呪いを作った張本人に効くかどうか分からなかったけどどうやら効いているようだ。
西久保が言うにはタイムリミットは三十分、それまでに三日之神の嘘を解き明かせねば。
暗示だといえ息が持たなくなるのはまずい。
あいつには無理させたな、後で何かしらお礼しよう。
三日之神の印は消えたけど三日之神本人が消滅しなきゃ能力はなくならない。
能力者本人の呪いの影響は儀式によって消えたから多少は安心できる。
だから西久保のチカラを借りた。
「君、正気なの……? いくら三雲真莉愛が既にいないとはいえつい最近までは住んでたのよ? 彼女に思い入れはないの!!」
三日之神と合体したとはいえ、まだ真莉愛に対しての気持ちはまだ薄れていない。
真莉愛関連の話題を出して嘘だということを暴く。
「思い入れはある、でも俺とアイツはただの友達だ。いなくなったらそれまでなんだ……今の俺は叶枝の為に生きてる。だから三日之神、お前には洗いざらい話してもらうぞ」
「もし……もし、仮に私が叶枝ちゃんを完全に復活できたとするよ。君たちは絶対誰が見ても羨むぐらいのカップルになるだろう、だがそれが永遠に続くと思っているの?」
ビンゴ、俺の能力が三日之神が嘘をついていると反応している。
それに反応がさっきからおかしい。
あと少しだ……。
「そうだな、結婚すれば学生時代には見せなかった嫌なところが見えてくるかもしれない。
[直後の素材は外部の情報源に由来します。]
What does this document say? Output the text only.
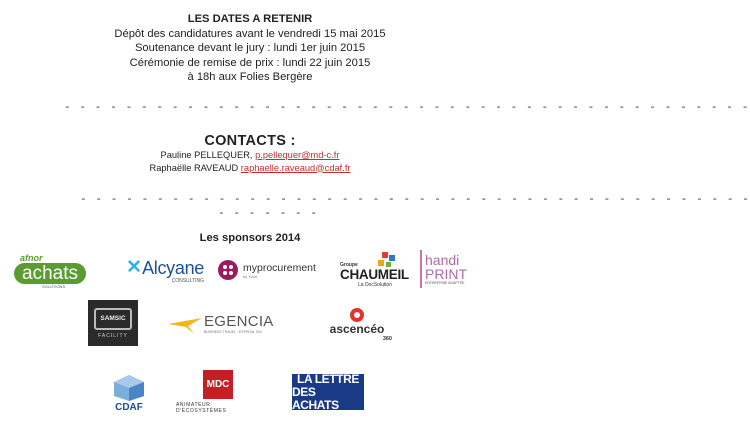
LES DATES A RETENIR
Dépôt des candidatures avant le vendredi 15 mai 2015
Soutenance devant le jury : lundi 1er juin 2015
Cérémonie de remise de prix : lundi 22 juin 2015
à 18h aux Folies Bergère
- - - - - - - - - - - - - - - - - - - - - - - - - - - - - - - - - - - - - - - - - - - - -
CONTACTS :
Pauline PELLEQUER, p.pellequer@md-c.fr
Raphaëlle RAVEAUD raphaelle.raveaud@cdaf.fr
- - - - - - - - - - - - - - - - - - - - - - - - - - - - - - - - - - - - - - - - - - - -
- - - - - - -
Les sponsors 2014
afnor
achats
SOLUTIONS
✕ Alcyane
CONSULTING
myprocurement
by Yvon
Groupe
CHAUMEIL
La DocSolution
handi
PRINT
ENTREPRISE ADAPTÉE
SAMSIC
FACILITY
EGENCIA
BUSINESS TRAVEL · EXPEDIA, INC.	ascencéo
360
CDAF
MDC
ANIMATEUR D'ÉCOSYSTÈMES
LA LETTRE
DES ACHATS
些細なことで喧嘩をして嫌な気持ちになるかもしれないけど、これは当たり前のことなんだよ三日之神。自然と嫌なところは見えてくるよ、でもな愛しているなら嫌なところでも好きになれる……お前は昔、人に騙されたから分からないと思う」
三日之神は人間として生きていた時に人に嘘をつかれて殺された。
なのに今、彼女は自分を騙した人間と同じ手口を使っている。
どうしてなんだ……?
「……私の過去は既に知っていたのね、ええもちろん私は人の嘘で殺された。君はまだ子供だから知らないだけ、人間は汚い穢らわしい生き物よ。大好きな子だって優しくても裏ではどういうことをしているかわからない!」
「愚問だな三日之神」
「どういうことかしら」
お前は言ってはいけないことを言ってしまった。
「叶枝はなぁ! 俺が子役であまり学校に行けない時はテストの範囲を教えて一緒に勉強してくれたり、朝は誰よりも早く俺の為に朝食を作ってくれる! 他の女の子と話せばとても長い長文LINEが来るぐらい嫉妬焼きで俺を好きでいてくれる。心配性で俺に喧嘩を売りそうな奴を陰でシメてくれるのは叶枝しかいない。そんなアイツが好きだ。俺だけじゃない、叶枝を好きでいてくれる人は沢山いるんだ。文武両道で種目美麗、誰もが憧れる奴をお前は消した。原因は俺にあるかもしれないのがいけない。でもなもう俺は過去の自分とは違う、だから返してくれ叶枝を!」
俺は我を忘れてキレてしまった。
「……降参だよ、工藤くん。私は穢らわしい人間と同じように嘘をついていた。叶枝ちゃんを完全に復活することはできるよ」
三日之神はどうやら諦めたようだ。
安心したのか俺は腰が抜けてしまった。
「ただね、どこに出没するかはわからないんだ」
「どういう事だ?」
「私は人を復活させることしかできない。今いる場所まで戻せる力はないんだ。工藤くんが持ってる婚姻届があれば探せると思うよ、ちょっと貸してもらっていい」
三日之神は嘘をついていない、本当みたいだ。
俺から婚姻届を受け取った三日之神は証人としてサインをした。
叶枝に会えるなら何年かかってもいい。
早く早く会いたいよ、お前に。
「私の力がかかった婚姻届なら居場所を探してくれると思う。無いよりはマシだよ」
「ありがとう、三日之神」
「……小さい頃と比べると強くなったね。あの子も喜んでると思うわ」
「何か言ったか?」
「いや何でもないわ。ちょっと疲れたから私はここで寝るから家に帰っていいよ……」
三日之神はそう言って俺を三雲邸から不思議な技で追い出した。
屋敷はタイムリミットを過ぎたから俺や三日之神にかかった暗示は消えた。
なのに……
三雲邸は本当に炎に包まれていた。
「三日之神!!!」
戻ろうとしたが炎が強すぎて戻れなかった。
……俺はスマホで消防署に連絡をし、その場から離れた。
さっき聞こえないふりをしたが実は聞こえていた。
昔、三日之神と会ったことがあるのか俺は……。
謎が深まるばかりだが今は叶枝に会うための準備をしなくてはいけない。
なのに涙は止まらなかった。
三日之神、お前は一体……。
誰もがお前を忘れ去っても俺は覚えていよう。
叶枝を消し去った許せない奴で命の恩人でもある三日之神を。
ありがとう。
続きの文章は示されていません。